Sophisticated Roleplay

Dass Holz 2020 weiterhin im Rampenlicht steht, ist nicht nur seinem grünen Fußabdruck, sondern auch seiner Vielfältigkeit zu verdanken. Während man in den letzten Jahren auf ein authentisches, unmodifiziertes Design aus Naturholz setzte, kommt in der neuen Dekade viel Experimentierfreudigkeit mit dem versatilen Material auf uns zu. Die italienische Designfirma Giorgetti lässt es in ein einheitliches Kostüm mit luxuriösem Finish schlüpfen – sowohl bei Oberflächen als auch bei Accessoires.
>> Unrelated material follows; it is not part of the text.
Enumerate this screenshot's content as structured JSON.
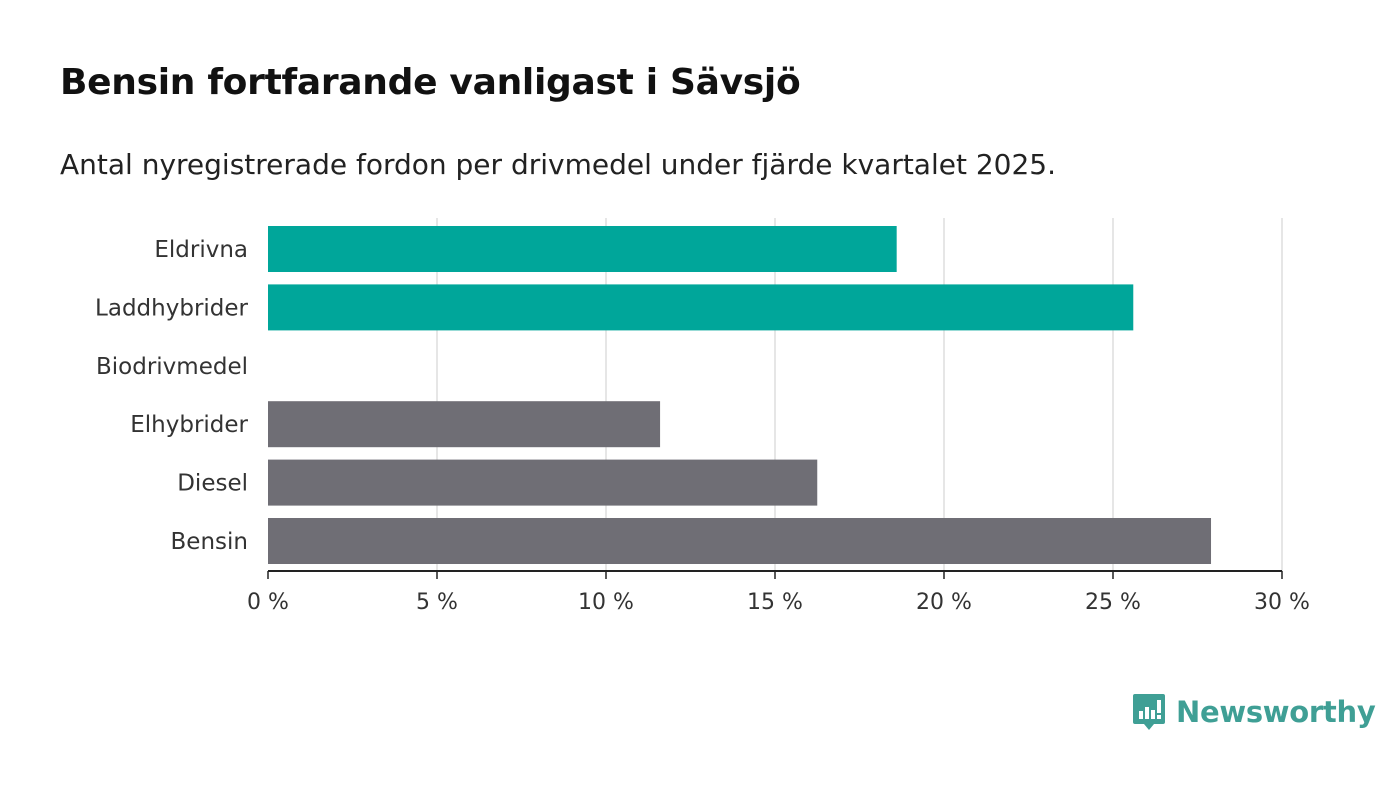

So wird eine perfekte Verbindung zwischen Interior- und Küchendesign kreiert, und es entsteht ein zeitgenössischer, fast avantgardistischer Designzugang, der auch bei Größen wie SieMatic fortgesetzt wird. Dort wandert beispielsweise klassisches Fischgrätmuster vom Boden an die Wand und zaubert so trotz cleanem Design mit strikter Linienführung eine gemüt­liche Atmosphäre. Abgerundet wird der Look mit raffiniert platziertem Licht, das die Arbeitsflächen optisch vom Korpus abhebt und eine Dreidimensionalität schafft.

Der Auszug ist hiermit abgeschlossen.